Rebecca Black video: Turning 'dislike' into commercial success

Rebecca Black
Image caption Rebecca Black prompted an outpouring of online bile

Rebecca Black - who achieved online notoriety for the awfulness of her first effort at a music video - has released a second single. But how does critical loathing turn into commercial success?

The outpouring of online odium that followed the posting on YouTube of Rebecca Black's Friday would be enough to make many people faint of heart.

The song was ruthlessly criticised online with harsh complaints about her use of Auto-Tune, a device that corrects pitch, the cloying nature of her video, but most of all, the mindbogglingly banal lyrics.

"Yesterday was Thursday, Thursday. Today is Friday, Friday" are the kind of lyrics that don't exactly sit well with a tough crowd of YouTube followers. Some critics went as far as describing Friday as the worst song ever.

But the song ranked top in global trending topics on Twitter, surpassing the Japanese earthquake crisis.

Despite receiving millions of "dislikes" on YouTube, Black's single has sold well as a download. And she has used her brush with unpopularity to release a new single, My Moment. It addresses the "haters" that have goaded the teenager.

So why do people relish Black's song? "Because it's an easy target, because we're cynical and we can unload all of our malice on its stupidity," says David LaGuardia, author of Trash Culture: Essays in Popular Culture.

The Rebecca Black phenomenon has echoes of the equally ridiculed Florence Foster Jenkins.

This shockingly bad songbird of the early 20th century was adored by crowds despite - or perhaps because of - her utter lack of singing ability.
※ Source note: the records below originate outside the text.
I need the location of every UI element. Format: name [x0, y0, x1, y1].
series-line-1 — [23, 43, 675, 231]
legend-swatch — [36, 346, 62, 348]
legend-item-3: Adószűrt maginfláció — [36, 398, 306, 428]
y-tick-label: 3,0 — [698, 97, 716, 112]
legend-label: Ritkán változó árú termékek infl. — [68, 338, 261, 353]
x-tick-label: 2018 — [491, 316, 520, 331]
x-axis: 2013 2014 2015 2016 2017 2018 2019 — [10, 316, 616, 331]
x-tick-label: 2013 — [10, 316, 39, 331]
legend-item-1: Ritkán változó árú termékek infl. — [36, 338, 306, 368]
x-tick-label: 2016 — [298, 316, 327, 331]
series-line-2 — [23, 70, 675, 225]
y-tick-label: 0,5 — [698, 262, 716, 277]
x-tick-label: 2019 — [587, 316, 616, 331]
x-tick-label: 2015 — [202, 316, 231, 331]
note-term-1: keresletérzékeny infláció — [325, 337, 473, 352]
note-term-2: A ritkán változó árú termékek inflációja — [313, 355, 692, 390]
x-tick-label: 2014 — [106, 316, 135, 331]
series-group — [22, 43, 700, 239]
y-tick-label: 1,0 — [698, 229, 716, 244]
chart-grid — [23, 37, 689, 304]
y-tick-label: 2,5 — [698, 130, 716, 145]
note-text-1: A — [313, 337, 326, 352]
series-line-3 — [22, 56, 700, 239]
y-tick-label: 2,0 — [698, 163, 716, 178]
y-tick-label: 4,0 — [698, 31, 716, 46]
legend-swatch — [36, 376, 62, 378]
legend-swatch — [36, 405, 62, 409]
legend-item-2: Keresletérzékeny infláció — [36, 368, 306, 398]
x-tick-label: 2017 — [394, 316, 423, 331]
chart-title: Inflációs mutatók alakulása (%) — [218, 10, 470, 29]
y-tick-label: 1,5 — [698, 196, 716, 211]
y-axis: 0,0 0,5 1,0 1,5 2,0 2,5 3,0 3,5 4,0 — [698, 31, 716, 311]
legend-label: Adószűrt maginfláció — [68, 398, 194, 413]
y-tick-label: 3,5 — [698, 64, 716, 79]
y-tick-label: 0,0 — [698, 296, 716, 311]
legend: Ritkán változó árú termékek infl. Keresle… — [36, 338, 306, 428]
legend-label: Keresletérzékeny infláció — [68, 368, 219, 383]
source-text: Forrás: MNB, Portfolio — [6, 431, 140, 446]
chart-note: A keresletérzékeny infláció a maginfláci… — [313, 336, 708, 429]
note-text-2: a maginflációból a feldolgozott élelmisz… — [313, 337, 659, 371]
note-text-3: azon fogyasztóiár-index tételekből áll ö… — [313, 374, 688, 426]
To keep a straight face through the YouTube clip of her mangling of Queen of the Night, from Mozart's Magic Flute, is an achievement.

Jenkins reportedly lived in blissful ignorance, mistaking the audience's laughter for cheers, and as word of her terrible renditions spread, so did her celebrity.

Eventually her fans demanded she take the stage at New York's Carnegie Hall, one that has been graced by superstars from Judy Garland to Billie Holiday.

She finally agreed to perform there in 1944 just before she died - and the tickets sold out in only two weeks.

Jenkins was the viral success of her day. Like Black, her career suggests that critical revulsion can be a help as much as a hindrance when it is raised to epic levels.

There's a long history of "bad" becoming "so bad it's good" and earning a cult following.

"The degree of awfulness is often a cultish badge that attracts people to the media text in question," says Sean Redmond, co-editor of Celebrity Studies.

"Cultish bad texts provide a space for chatter and shared identification with something that isn't mainstream, polished or sterile.

"So the cultish text is often 'oppositional' in some way, it goes against the grain of the mainstream and the predictable."

For some it's the realm of the guilty pleasure, for others it's something to "do" - to talk about at the watercooler and to play to a friend or a colleague.

"Cultish media often involve participation and active celebration," says Redmond.

There's also a fascination on the part of the audience as to why someone would carry on despite a wall of virulent criticism.

Stephen Temperley, who has written a play partially based on Jenkins's life, says her appeal was a "combination of her ambition and her lack of ability to sing".

"She must have had an innocence about her when she performed and it gave her a kind of vulnerability. The crowd was there to cheer her on while also laughing at her," says Temperley.

Her performances provided a thrill that competent opera singers could not always generate.

"It became a big social event in New York. It gave you a certain cachet and people really competed for tickets," he notes.

There are plenty of films that convert disliking into commercial gold.

Image caption Irish pop act Jedward have not always earned critical acclaim

Birdemic: Shock and Terror is a recent candidate for the worst film ever made, but the self-financed romantic action-adventure of 2008 turned this status into ticket sales.

The story centers around a platoon of eagles and vultures attacking a small town. Many people die. A 3D sequel is due soon.

Another film The Room, which has been called "the Citizen Kane of bad movies", is a staple of late night showings.

The YouTube haters think Black is an acceptable target for an outpouring of vitriol.

"There are simply acceptable targets for the hatred people carry around every day," says Rob Manuel, co-founder of the pop culture website Unfortunate musicians and pop icons fall into that category.